Mısır'ın diktatörü Sisi'ye sorular
Mısırlı gazeteci yazar Fehmi Huveydi, Mısır cuntasının gerçekleştirdiği hukuk dışı Cumhurbaşkanı seçimini değerlendiriyor.
11 Yıl Önce Güncellendi
2014-05-30 08:16:54
Fehmi Huveydi
Körfez'in mali desteğine artan bağımlılığı gölgesinde yeni Mısır'ın hareket edebileceği siyasi eksenin sınırlarını sorguluyorum. Mısır'daki gerginlik uzun süre devam ederse, bu destek kaynaklarının akışı da garanti altında olmaz.
Mısır'da daha önce, Mareşal Abdulfettah Sisi'yi yeni makamında bekleyenler kadar, büyük sorun ve tehlikeler ile yüzleşmiş bir cumhurbaşkanının iktidara geldiğini bilmiyorum.
(1)
Bu makalenin kaderi, Mısır'daki cumhurbaşkanlığı seçimlerinin sonuçları açıklanmadan önce yazılmak. Herkesçe malum sonuçları değiştirebilecek tek etken olan ilahi mucizeler döneminin geride kaldığından emin olduğum için makaleyi yazabiliyorum.

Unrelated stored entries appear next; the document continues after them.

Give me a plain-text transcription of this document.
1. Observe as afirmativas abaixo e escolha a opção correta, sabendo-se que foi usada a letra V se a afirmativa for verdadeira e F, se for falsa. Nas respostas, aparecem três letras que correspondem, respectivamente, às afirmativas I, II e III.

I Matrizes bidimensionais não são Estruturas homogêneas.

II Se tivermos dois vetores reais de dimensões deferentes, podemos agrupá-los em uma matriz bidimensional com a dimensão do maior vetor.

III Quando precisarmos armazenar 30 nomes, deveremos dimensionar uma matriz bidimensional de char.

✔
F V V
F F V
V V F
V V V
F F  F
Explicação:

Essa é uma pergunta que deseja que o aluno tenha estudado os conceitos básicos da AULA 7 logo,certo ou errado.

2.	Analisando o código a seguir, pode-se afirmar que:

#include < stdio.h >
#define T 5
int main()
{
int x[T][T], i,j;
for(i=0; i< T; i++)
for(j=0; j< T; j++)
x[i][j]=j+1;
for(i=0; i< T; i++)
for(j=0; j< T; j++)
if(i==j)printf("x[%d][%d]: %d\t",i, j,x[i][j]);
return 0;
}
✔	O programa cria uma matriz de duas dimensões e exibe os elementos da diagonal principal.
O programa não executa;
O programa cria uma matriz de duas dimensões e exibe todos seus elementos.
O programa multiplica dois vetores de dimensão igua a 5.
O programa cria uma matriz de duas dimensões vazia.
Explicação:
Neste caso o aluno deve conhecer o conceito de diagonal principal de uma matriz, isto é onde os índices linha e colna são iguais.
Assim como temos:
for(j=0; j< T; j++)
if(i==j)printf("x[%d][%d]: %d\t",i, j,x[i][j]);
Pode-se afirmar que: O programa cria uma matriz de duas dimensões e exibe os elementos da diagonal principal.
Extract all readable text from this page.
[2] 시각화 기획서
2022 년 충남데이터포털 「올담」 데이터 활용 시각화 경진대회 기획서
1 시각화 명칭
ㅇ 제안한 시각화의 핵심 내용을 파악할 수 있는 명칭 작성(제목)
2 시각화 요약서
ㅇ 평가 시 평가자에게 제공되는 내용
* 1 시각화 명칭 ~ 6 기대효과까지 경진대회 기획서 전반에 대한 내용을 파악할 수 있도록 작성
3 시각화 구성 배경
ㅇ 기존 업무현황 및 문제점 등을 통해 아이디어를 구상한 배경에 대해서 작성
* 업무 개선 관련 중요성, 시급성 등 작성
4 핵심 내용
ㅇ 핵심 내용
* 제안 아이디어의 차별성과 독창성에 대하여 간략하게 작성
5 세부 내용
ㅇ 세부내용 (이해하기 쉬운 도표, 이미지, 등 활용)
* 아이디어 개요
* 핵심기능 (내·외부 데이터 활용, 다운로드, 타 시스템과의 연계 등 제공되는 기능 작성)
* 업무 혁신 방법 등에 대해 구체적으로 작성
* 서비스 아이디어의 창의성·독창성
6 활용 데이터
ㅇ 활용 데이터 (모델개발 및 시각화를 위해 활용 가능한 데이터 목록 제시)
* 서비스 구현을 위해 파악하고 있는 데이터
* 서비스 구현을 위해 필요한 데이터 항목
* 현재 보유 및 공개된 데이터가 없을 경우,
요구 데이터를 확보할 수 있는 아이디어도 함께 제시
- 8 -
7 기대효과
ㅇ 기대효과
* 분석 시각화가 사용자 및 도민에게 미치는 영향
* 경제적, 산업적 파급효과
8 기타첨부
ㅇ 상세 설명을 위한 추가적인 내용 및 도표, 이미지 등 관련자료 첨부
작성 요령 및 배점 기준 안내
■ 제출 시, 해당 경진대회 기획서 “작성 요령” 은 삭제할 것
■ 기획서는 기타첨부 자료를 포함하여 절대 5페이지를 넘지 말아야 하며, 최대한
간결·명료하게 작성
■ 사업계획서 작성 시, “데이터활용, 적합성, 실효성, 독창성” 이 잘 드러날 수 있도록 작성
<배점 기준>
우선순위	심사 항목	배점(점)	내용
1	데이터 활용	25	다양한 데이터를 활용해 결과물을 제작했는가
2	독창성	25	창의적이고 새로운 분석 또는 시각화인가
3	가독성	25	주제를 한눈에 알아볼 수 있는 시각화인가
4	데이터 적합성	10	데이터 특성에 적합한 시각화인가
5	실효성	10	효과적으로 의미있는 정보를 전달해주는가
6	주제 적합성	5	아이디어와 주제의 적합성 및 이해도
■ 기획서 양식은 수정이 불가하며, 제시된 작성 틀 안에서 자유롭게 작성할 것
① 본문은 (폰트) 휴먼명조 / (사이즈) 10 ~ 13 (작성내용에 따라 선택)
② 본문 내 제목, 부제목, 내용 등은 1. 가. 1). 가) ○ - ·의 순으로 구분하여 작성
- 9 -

Belki de 90 milyon Mısırlı arasında sonuçlardan şüphe duyan ve mucize bekleyen tek isim, Sisi'nin hem destekçisi hem de rakibi olan Sayın Hamdin Sabbahi idi. 'Belki' diyorum, çünkü bu adama karşı iyi niyet besliyorum ve sonraki cumhurbaşkanlığı seçimlerini hesap ederek, bu seçimlerin kendisi için karşılıksız bir tanıtım aracı olduğunu düşünüyorum.
Mareşal Sisi'nin önünde, en azından doğrudan siyaset tecrübesi bulunmamasından kaynaklanan ve acil çözüm bekleyen pek çok soru duruyor. Ben burada, makalenin sonuç bölümünde yönelttiğim, tek bir temel soruyla yetineceğim.
Sisi, son haftalarda bu sorulara bazı yanıtlar vermeye çalıştı ancak yanıtların ekseriyeti önceden hazırlanmış, revizyona tabi tutulmuş ve kırpılmıştı. Sisi'nin bir araya geldiği 'kitle' de özenle seçilmişti. Ayrıca çok iyi biliyoruz ki Sisi'nin seçim kampanyalarındaki açıklamaları da yeni açıklamalar değildi. Tüm dünyada, hatta devlet başkanına kafa tutmaya ve direnmeye hazır kurumların bulunduğu ülkelerde bile benzer konuşmalar yapılır. Hal böyleyken, sorgulayıcı veya denetleyici kurumların bulunmadığı ülkemizde, bu tür konuşmaların yapılması gayet doğal. Kaldı ki bizde 'Cumhurbaşkanı' doğuştan Firavun olmayınca, 'Firavunlaşma' takımı gerekeni yapmaya hazırdır.
(2)
Yeni Cumhurbaşkanı Sisi'nin, bakış açısıyla ilgili en önemli soruyu kendisine yöneltmeden önce, nasıl bir zeminde durduğunu belirlememiz yararlı olabilir. Mısır'ın hali hazırdaki durumunu teşhis etmekten ve iktidarı teslim alma tutanağı adını verebileceğimiz bir durum tespitinden bahsediyorum. Vaziyeti birkaç kelimeyle teşhis edecek olursam, durumun iç düzlemde siyasi ve ekonomik açıdan kritik olduğunu ifade edebilirim. Her kesimde tam bir kriz söz konusu. Mevcut halin, Mısır tarihinde ekonomik ve siyasi krizin aynı derece ve boyutta yaşandığı çok ender durumlardan biri olduğunu söyleyebilirim.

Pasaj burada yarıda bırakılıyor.